Quantum Nature of Sales
01 Nov 2012 by Michael Boeke
When we were first starting up Backstop, we would watch eagerly as each new customer advanced through the sales pipeline, and tear our hair out as deals seemed to drag on forever. Years later, I still hear the development teams I work with at Braintree asking ”when will deal X be done?” So, I thought it might be useful to write down this explanation I came up with for that early Backstop dev team.
The best way for a geek to understand the situation is to think about the deal as an entity with a dual quantum nature, similar to light.
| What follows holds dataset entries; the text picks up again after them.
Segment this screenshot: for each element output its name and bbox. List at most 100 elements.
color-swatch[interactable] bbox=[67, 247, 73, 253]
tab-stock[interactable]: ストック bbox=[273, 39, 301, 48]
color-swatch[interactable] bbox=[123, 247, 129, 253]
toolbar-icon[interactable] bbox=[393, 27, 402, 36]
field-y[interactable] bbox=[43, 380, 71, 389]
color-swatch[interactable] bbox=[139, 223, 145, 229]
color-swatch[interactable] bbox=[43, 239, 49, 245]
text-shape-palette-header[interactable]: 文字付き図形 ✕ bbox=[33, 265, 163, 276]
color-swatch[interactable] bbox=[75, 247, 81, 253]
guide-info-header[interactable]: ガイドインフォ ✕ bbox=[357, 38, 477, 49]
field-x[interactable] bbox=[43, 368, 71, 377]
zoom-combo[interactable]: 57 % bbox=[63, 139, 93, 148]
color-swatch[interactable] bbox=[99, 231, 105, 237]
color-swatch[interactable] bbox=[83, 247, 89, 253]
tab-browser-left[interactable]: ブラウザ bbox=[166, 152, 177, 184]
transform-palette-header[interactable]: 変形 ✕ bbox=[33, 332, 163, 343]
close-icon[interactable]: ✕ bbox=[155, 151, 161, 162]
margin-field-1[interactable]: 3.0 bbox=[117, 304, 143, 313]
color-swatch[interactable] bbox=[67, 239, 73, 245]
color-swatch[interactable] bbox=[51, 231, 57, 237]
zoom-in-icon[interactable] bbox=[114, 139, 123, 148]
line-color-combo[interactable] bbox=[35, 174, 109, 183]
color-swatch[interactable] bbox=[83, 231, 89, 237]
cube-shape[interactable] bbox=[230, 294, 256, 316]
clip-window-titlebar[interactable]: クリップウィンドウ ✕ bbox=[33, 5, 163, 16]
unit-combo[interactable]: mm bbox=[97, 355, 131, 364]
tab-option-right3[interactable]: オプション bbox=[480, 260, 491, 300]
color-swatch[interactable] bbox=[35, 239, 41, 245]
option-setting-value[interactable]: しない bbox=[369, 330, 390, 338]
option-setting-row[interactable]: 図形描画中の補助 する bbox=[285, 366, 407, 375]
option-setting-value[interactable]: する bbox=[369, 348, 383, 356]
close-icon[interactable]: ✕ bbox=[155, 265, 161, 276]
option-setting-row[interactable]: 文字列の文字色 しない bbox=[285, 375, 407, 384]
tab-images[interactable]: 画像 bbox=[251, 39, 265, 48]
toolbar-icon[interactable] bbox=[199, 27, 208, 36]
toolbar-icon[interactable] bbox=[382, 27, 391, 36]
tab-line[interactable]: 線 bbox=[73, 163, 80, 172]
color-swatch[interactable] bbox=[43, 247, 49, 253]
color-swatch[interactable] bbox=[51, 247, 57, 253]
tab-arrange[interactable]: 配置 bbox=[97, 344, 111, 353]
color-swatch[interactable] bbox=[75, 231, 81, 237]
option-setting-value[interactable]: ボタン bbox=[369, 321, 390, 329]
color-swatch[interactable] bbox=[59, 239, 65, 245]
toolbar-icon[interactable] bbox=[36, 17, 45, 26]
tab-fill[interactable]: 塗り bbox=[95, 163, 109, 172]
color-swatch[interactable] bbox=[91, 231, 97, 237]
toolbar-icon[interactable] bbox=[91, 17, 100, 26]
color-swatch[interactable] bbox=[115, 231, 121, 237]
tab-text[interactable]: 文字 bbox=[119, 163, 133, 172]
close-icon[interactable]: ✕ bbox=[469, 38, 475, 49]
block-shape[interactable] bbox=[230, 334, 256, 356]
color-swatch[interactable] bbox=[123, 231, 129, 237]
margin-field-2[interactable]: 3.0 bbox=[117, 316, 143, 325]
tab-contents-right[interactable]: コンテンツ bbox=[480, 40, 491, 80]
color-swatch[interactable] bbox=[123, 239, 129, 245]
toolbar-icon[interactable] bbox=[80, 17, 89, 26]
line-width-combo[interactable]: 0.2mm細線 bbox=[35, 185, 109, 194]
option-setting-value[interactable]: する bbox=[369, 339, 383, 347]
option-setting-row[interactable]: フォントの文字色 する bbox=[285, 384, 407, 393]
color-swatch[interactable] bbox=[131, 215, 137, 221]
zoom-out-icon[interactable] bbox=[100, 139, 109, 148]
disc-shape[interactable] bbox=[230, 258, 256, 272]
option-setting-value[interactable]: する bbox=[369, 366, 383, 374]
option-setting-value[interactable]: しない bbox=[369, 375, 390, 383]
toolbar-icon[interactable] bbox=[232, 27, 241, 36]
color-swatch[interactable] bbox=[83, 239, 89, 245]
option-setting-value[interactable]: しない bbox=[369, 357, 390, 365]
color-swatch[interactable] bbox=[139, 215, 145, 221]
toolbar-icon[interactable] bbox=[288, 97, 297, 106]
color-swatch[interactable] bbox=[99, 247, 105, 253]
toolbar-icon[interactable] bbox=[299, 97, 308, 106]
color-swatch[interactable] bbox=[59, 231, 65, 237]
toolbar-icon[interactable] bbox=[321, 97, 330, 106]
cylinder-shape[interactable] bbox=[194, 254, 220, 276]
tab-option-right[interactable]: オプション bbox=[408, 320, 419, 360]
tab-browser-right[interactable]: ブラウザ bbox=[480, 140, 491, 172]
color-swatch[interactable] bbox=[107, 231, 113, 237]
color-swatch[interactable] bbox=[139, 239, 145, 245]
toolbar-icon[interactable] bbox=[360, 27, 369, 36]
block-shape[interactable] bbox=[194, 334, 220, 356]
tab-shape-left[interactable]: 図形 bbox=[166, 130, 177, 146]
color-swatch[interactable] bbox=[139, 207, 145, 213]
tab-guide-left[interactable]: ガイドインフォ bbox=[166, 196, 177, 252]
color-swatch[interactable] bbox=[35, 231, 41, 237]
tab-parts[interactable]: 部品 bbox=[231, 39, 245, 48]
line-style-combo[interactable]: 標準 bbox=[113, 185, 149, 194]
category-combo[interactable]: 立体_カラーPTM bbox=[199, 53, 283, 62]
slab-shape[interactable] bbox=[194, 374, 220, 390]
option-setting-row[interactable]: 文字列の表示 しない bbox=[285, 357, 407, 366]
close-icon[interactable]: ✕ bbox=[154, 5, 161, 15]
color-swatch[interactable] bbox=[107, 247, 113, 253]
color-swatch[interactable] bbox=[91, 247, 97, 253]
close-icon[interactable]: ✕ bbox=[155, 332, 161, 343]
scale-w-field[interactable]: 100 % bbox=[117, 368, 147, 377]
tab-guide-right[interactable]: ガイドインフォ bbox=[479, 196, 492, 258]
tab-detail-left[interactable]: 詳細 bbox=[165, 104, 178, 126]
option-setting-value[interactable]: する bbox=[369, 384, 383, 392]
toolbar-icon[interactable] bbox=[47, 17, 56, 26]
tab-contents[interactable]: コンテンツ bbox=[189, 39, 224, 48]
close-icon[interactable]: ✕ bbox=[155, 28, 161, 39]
It possess both the linear characteristics of a wave and some decidedly non-linear characteristics that suggest a particle nature.
In the early or middle phases of deal negotiation, things progress along a fairly linear and predictable path. All parties involved agree that they are headed for completion at a reasonably forseeable date.
Deal moving forward
However, near the end of the deal negotiation process, lawyers, bosses, procurement departments and other gatekeepers get involved. You can think about these gatekeepers as a reflective box with a diffraction grate on both sides. The wave-like deal hits the first diffraction grating, and it appears as if it should emerge out of the other side at a predictable point in time. However, once the gatekeepers get involved everything goes quantum. The deal takes on a particle nature, and those particles bounce around inside the box for an indeterminate duration, until one of them happens pop out of the slit on the other side. This is effectively random and can’t be predicted by any of the parties involved, much to the chagrin of everyone whose livelihood depends on the deal.
What is to be done about this? Not much. Most sales and business development people know enough to try to skip the lawyers, or to at least get contracts in front of them as as early in the process as possible. For development teams, it’s best to realize that completing a deal is a lot like fixing a pernicious bug - it’s almost impossible to predict how long it will take. Embrace the truth that the deal is done when that particle randomly pops out the other side of the box and both sides put ink on paper.